Back in the fifties, my uncle Tom Newland was a milk man in Garberville and he was a 1/3rd partner in Riverside Farm Dairy along with the Pancoast brothers. He distributed formost milk. But before that, they milked their own cows and bottled their own milk at the dairy farm by the river below Garberville. I guess that is how the Dairy got it’s name.
He had an old Divco milk truck, and at four o’clock in the morning we’d deliver milk to every door step in Garberville and Redway that had an empty milk basket on the porch, that meant that they were out and needed more. I was only ten or twelve at the time. I was the runner, he was the driver. When the truck stopped, I would run to the porch and pickup the milk basket with yesterdays empty milk and cream bottles. The order and money for the day would be in box on the side. I’d take it to uncle Tom and he would fill the order in the back of the truck, make the change then I’d run set it on the porch. If the houses were close together, I‘d run to the next porch and the same procedure. If the houses were very far apart, I’d jump in the side of the truck on the fly, as it was trundling down road, kinda’ like catching a cable car.

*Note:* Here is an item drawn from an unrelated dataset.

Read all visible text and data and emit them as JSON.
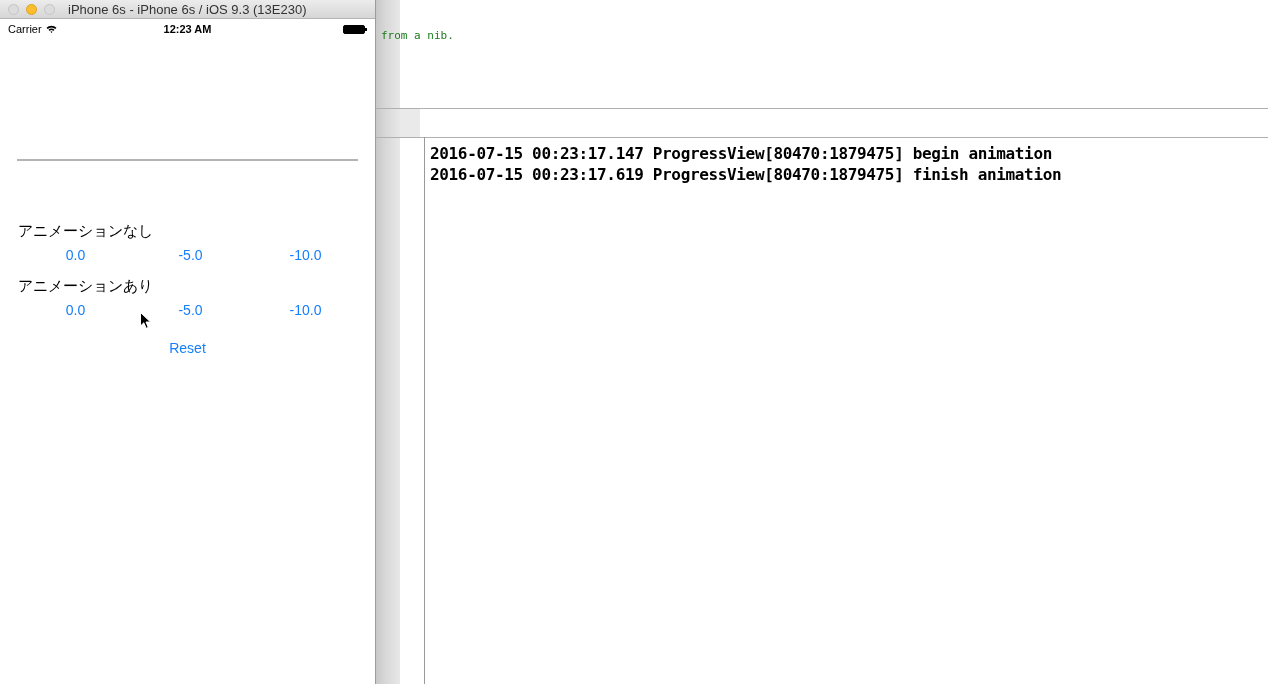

Tom’s Dairy had four or five routes and route drivers. Sometimes I would work with other drivers on their routes. One driver in particular would stop in front of this one house and go inside to “have coffee” while I rearranged the load and sorted the empties. About a half hour later he would be back and we would continue with our route. I didn’t even think about it at the time, but later in my life, I slapped my forehead and said; I’ll be darned, the old milk man story must have some validity!